We all, like sheep, have gone astray; each of us has turned to his own way. We have drifted off the path of righteousness and have fallen into the ditch. We have run off the road and are tangled up in the bushes. We are lost. We are in trouble. We need help.
But do you know what? Someone is searching for you! Someone is calling your name. Someone is seeking, searching, looking. The Good Shepherd comes after his sheep. The Lord has a way of stepping back into our life. He says, “There you are! I was thinking about you this whole time. I’m so glad I found you again; now, come on, let’s go home.”
Christ finds us. He steps back into our life and now we suddenly discover that if we have him, we truly have everything we need for this life. God’s Word comes true. “The Lord Jesus is my shepherd; I shall not want. He makes me lie down in green pastures; he leads me beside the still waters. He restores my soul; he leads me in the paths of righteousness for his name’s sake. Even though I walk through the valley of the shadow of death, I will fear no evil, for you are with me, your rod and staff they comfort me.”
Yes, even though I walk through the valley, if I have Christ, I have everything I need. Even in the darkest of valleys, if Christ is with me, I am safe. That’s important to remember when you go through those tough times. We all know that life is filled with the dark valleys, the low points, the difficult days. We all struggle with the pain, the hurt, the depression, the sadness and grief of life in this fallen world. Perhaps you are going through such a dark valley right now in your life.
But even though I walk through the valley of the shadow of death, I will fear no evil, for Christ is with me. His cross and resurrection they comfort me. In times of trouble, I turn to the cross and resurrection of my Savior.
There, at the cross, we see the love of God so clearly revealed. We see the mercy and compassion of the Father. We see the sacrifice of the Son. We see how the Shepherd dies for sheep who love to wander. The Shepherd lays down his life for his sheep.
The Good Shepherd laid down his life for you; that’s how much he loved you; that’s how much he cares. Christ was thinking of you when he died on the cross. That’s why you belong to him. He died for you. Your life now belongs to Christ.
The Shepherd laid down his life, and then, he took it up again. Christ rose from the dead. And the Risen Christ now calls to you, “Come on, and follow me! I will walk with you though the valleys ahead. Together, we can make it. I will bless you with my presence; I will feed you with my Word and Sacraments; I will strengthen your faith.”
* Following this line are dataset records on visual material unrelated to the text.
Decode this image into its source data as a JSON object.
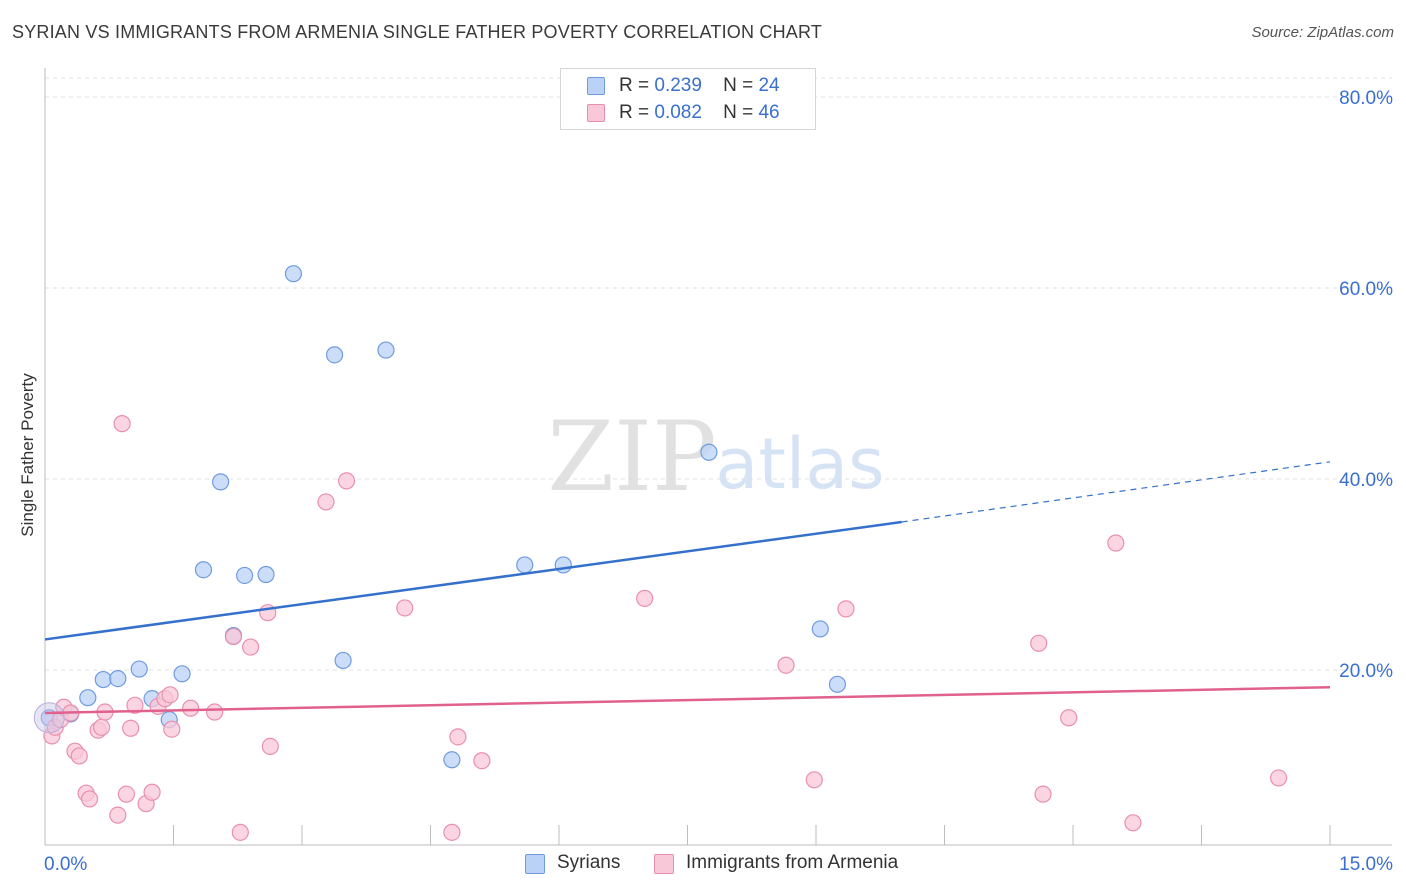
{
  "header": {
    "title": "SYRIAN VS IMMIGRANTS FROM ARMENIA SINGLE FATHER POVERTY CORRELATION CHART",
    "source": "Source: ZipAtlas.com"
  },
  "watermark": {
    "zip": "ZIP",
    "atlas": "atlas"
  },
  "legend": {
    "r_label": "R =",
    "n_label": "N =",
    "items": [
      {
        "name": "Syrians",
        "r": "0.239",
        "n": "24",
        "fill": "#b9d2f5",
        "stroke": "#6f9be0"
      },
      {
        "name": "Immigrants from Armenia",
        "r": "0.082",
        "n": "46",
        "fill": "#f9c8d8",
        "stroke": "#e98fae"
      }
    ]
  },
  "chart_data": {
    "type": "scatter",
    "xlabel": "",
    "ylabel": "Single Father Poverty",
    "xlim": [
      0,
      15
    ],
    "ylim": [
      0,
      80
    ],
    "x_tick_labels": [
      {
        "value": 0,
        "label": "0.0%"
      },
      {
        "value": 15,
        "label": "15.0%"
      }
    ],
    "y_tick_labels": [
      {
        "value": 20,
        "label": "20.0%"
      },
      {
        "value": 40,
        "label": "40.0%"
      },
      {
        "value": 60,
        "label": "60.0%"
      },
      {
        "value": 80,
        "label": "80.0%"
      }
    ],
    "grid": true,
    "series": [
      {
        "name": "Syrians",
        "color": "#6f9be0",
        "fill": "#b9d2f5",
        "trend_color": "#3470cc",
        "trend": {
          "x0": 0,
          "y0": 23.2,
          "x1": 10.0,
          "y1": 35.5,
          "x_dashed_end": 15.0,
          "y_dashed_end": 41.8
        },
        "points": [
          [
            0.05,
            15.0
          ],
          [
            0.3,
            15.4
          ],
          [
            0.5,
            17.1
          ],
          [
            0.68,
            19.0
          ],
          [
            0.85,
            19.1
          ],
          [
            1.1,
            20.1
          ],
          [
            1.25,
            17.0
          ],
          [
            1.45,
            14.8
          ],
          [
            1.6,
            19.6
          ],
          [
            1.85,
            30.5
          ],
          [
            2.05,
            39.7
          ],
          [
            2.2,
            23.6
          ],
          [
            2.33,
            29.9
          ],
          [
            2.58,
            30.0
          ],
          [
            2.9,
            61.5
          ],
          [
            3.38,
            53.0
          ],
          [
            3.48,
            21.0
          ],
          [
            3.98,
            53.5
          ],
          [
            4.75,
            10.6
          ],
          [
            5.6,
            31.0
          ],
          [
            6.05,
            31.0
          ],
          [
            7.75,
            42.8
          ],
          [
            9.05,
            24.3
          ],
          [
            9.25,
            18.5
          ]
        ]
      },
      {
        "name": "Immigrants from Armenia",
        "color": "#e98fae",
        "fill": "#f9c8d8",
        "trend_color": "#e0608e",
        "trend": {
          "x0": 0,
          "y0": 15.5,
          "x1": 15.0,
          "y1": 18.2
        },
        "points": [
          [
            0.08,
            13.1
          ],
          [
            0.12,
            14.0
          ],
          [
            0.18,
            14.8
          ],
          [
            0.22,
            16.1
          ],
          [
            0.3,
            15.5
          ],
          [
            0.35,
            11.5
          ],
          [
            0.4,
            11.0
          ],
          [
            0.48,
            7.1
          ],
          [
            0.52,
            6.5
          ],
          [
            0.62,
            13.7
          ],
          [
            0.66,
            14.0
          ],
          [
            0.7,
            15.6
          ],
          [
            0.85,
            4.8
          ],
          [
            0.95,
            7.0
          ],
          [
            1.0,
            13.9
          ],
          [
            1.05,
            16.3
          ],
          [
            1.18,
            6.0
          ],
          [
            1.25,
            7.2
          ],
          [
            1.32,
            16.2
          ],
          [
            1.4,
            17.0
          ],
          [
            1.46,
            17.4
          ],
          [
            1.48,
            13.8
          ],
          [
            1.7,
            16.0
          ],
          [
            1.98,
            15.6
          ],
          [
            0.9,
            45.8
          ],
          [
            2.2,
            23.5
          ],
          [
            2.28,
            3.0
          ],
          [
            2.4,
            22.4
          ],
          [
            2.6,
            26.0
          ],
          [
            2.63,
            12.0
          ],
          [
            3.28,
            37.6
          ],
          [
            3.52,
            39.8
          ],
          [
            4.2,
            26.5
          ],
          [
            4.75,
            3.0
          ],
          [
            4.82,
            13.0
          ],
          [
            5.1,
            10.5
          ],
          [
            7.0,
            27.5
          ],
          [
            8.65,
            20.5
          ],
          [
            8.98,
            8.5
          ],
          [
            9.35,
            26.4
          ],
          [
            11.6,
            22.8
          ],
          [
            11.65,
            7.0
          ],
          [
            11.95,
            15.0
          ],
          [
            12.5,
            33.3
          ],
          [
            12.7,
            4.0
          ],
          [
            14.4,
            8.7
          ]
        ]
      }
    ]
  }
}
That is the promise that the Lord Jesus makes to all of us. He gives to us his Word. He prepares the table of his Supper for us. He anoints our head with the oil of baptismal grace. Our cup of blessing just overflows when we worship the Son of God.
We now have the certainty of knowing that we belong to our Shepherd. We know that goodness and mercy shall follow us all the days of life. Our shepherd leads us through this journey of life and he leads us all the way home, where we shall dwell in the house of the Lord forever. In Christ, a better life awaits us in heaven. The best is yet to come! Amen!